Liability in a § 1983 action is personal in nature, and to be liable, a defendant must have been personally involved in the wrongful conduct. In other words, defendants are “liable only for their own unconstitutional conduct.” Barkes v. First Corr. Med., Inc., 766 F.3d 307, 316 (3d Cir. 2014), rev'd on other grounds sub nom. Taylor v. Barkes, 135 S.Ct. 2042 (2015). Although Plaintiff alleges his rights were violated, he did not specify which of the named Defendants were involved in which claim. Plaintiff needs to provide information about who denied him access to dental care, who interfered with his mail, who transferred him to the RHU, and who is responsible for the contaminated water. Without this information, his claims cannot proceed.
V. RECOMMENDATION
Based on the foregoing, I RECOMMEND that:
(1) Plaintiff's Complaint (Doc. 1) be dismissed pursuant to 28 U.S.C. § 1915(e)(2)(B)(ii) because it fails to state a claim upon which relief may be granted.

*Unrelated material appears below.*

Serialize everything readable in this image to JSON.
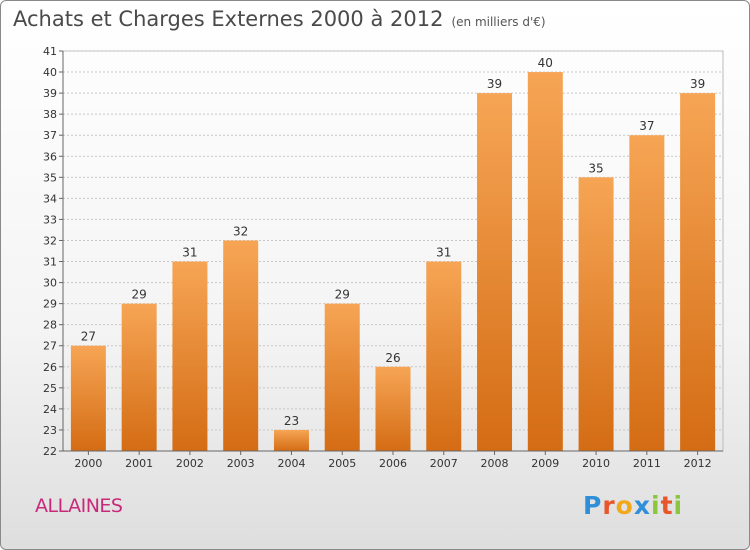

(2) The Clerk of Court be DIRECTED to close this case.
NOTICE OF LOCAL RULE 72.3
NOTICE IS HEREBY GIVEN that any party may obtain a review of the Report and Recommendation pursuant to Local Rule 72.3, which provides:
Any party may object to a magistrate judge's proposed findings, recommendations or report addressing a motion or matter described in 28 U.S.C. § 636 (b)(1)(B) or making a recommendation for the disposition of a prisoner case or a habeas corpus petition within fourteen (14) days after being served with a copy thereof. Such party shall file with the clerk of court, and serve on the magistrate judge and all parties, written objections which shall specifically identify the portions of the proposed findings, recommendations or report to which objection is made and the basis for such objections. The briefing requirements set forth in Local Rule 72.2 shall apply. A judge shall make a de novo determination of those portions of the report or specified proposed findings or recommendations to which objection is made and may accept, reject, or modify, in whole or in part, the findings or recommendations made by the magistrate judge. The judge, however, need conduct a new hearing only in his or her discretion or where required by law, and may consider the record developed before the magistrate judge, making his or her own determination on the basis of that record. The judge may also receive further evidence, recall witnesses, or recommit the matter to the magistrate judge with instructions.